I spent a full hour contemplating which would be a worse death: plunging off a sheer mountain face in the bus, or burning alive in my bed, engulfed by a fire started with an errant butt from the bunk above. As the night progressed, the odors on the bus intensified. Sort of a mix between a smoky bar and a locker room
Tibetan monastery in early morning light
. Stale cigarette smoke and sweaty gym socks. Our toxic box on wheels careened down the road with stops every 4 or 5 hours for bathroom breaks. Once the sun went down there was nothing to do or to look at so I drifted in and out of sleep. I was trapped in my narrow prison and trying to use a blanket that was too short to cover my feet and my upper body at the same time. Around 2am I jolted awake when we pulled into the parking lot at a public W.C. (yes, that is what they call toilets in China). It reminded me a little of a rest stop along the Jersey Turnpike, minus the Burger Kings and souvenir stands, but with the addition of several parking lot officers barking orders at the top of their lungs into bullhorns.
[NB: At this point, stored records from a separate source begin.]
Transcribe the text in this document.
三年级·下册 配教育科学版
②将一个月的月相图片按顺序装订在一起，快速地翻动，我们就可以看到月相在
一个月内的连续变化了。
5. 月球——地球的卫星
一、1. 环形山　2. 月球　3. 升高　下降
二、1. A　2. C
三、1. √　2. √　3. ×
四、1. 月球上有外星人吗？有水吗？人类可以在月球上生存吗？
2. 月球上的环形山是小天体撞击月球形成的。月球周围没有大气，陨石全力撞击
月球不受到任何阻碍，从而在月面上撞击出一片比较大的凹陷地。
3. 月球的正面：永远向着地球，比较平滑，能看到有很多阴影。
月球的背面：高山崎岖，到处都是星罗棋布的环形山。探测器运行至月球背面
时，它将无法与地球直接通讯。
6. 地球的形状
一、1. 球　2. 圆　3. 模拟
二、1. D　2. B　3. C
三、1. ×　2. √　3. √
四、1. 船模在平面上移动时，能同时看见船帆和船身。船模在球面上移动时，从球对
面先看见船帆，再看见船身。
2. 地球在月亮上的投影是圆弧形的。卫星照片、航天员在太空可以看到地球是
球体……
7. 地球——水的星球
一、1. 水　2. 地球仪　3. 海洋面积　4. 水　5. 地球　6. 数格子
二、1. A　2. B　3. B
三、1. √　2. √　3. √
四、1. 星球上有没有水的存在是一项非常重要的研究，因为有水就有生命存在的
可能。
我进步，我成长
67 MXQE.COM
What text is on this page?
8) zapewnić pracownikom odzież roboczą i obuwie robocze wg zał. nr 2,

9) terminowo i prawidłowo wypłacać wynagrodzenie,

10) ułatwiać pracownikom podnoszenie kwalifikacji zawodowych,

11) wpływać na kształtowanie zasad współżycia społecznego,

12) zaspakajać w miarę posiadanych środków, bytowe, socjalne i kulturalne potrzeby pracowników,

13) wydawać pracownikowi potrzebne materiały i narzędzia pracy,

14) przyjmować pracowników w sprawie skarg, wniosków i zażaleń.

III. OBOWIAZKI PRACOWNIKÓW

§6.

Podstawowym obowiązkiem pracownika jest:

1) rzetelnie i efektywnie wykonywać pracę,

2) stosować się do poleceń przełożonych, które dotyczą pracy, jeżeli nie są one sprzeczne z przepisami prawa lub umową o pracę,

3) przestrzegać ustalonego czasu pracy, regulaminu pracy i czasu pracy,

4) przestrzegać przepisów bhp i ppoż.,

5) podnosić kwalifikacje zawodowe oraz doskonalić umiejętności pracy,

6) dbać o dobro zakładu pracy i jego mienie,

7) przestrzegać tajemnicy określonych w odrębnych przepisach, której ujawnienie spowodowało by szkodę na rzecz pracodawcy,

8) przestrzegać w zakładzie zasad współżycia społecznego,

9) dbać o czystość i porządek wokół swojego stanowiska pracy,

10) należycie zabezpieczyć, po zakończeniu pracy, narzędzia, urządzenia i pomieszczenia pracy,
We rolled up alongside several other buses and when I looked over, I saw people with their heads stuck out the windows, gasping desperately for fresh air. Alas, fresh air was in short supply. Between the exhaust fumes outside and the second hand smoke inside, I could see my helpless lungs turning from pink to sludge gray. At 7am, in a state of total delirium we rolled into Kunming. I sounded like an 80 year old chain smoker and Mellisa looked nauseous. After having lain prostrate for 18 hours, we were both finding it difficult to walk at a normal pace. I hate to have devoted so much description to a bus ride, but it was really one of the more horrible nights of my life and deserves due mention.
So, back in Kunming. God bless this city for its eternal spring-like weather. Just a few errands to run, a visa to get straightened out, and then we are off for the second leg of the journey: Vietnam.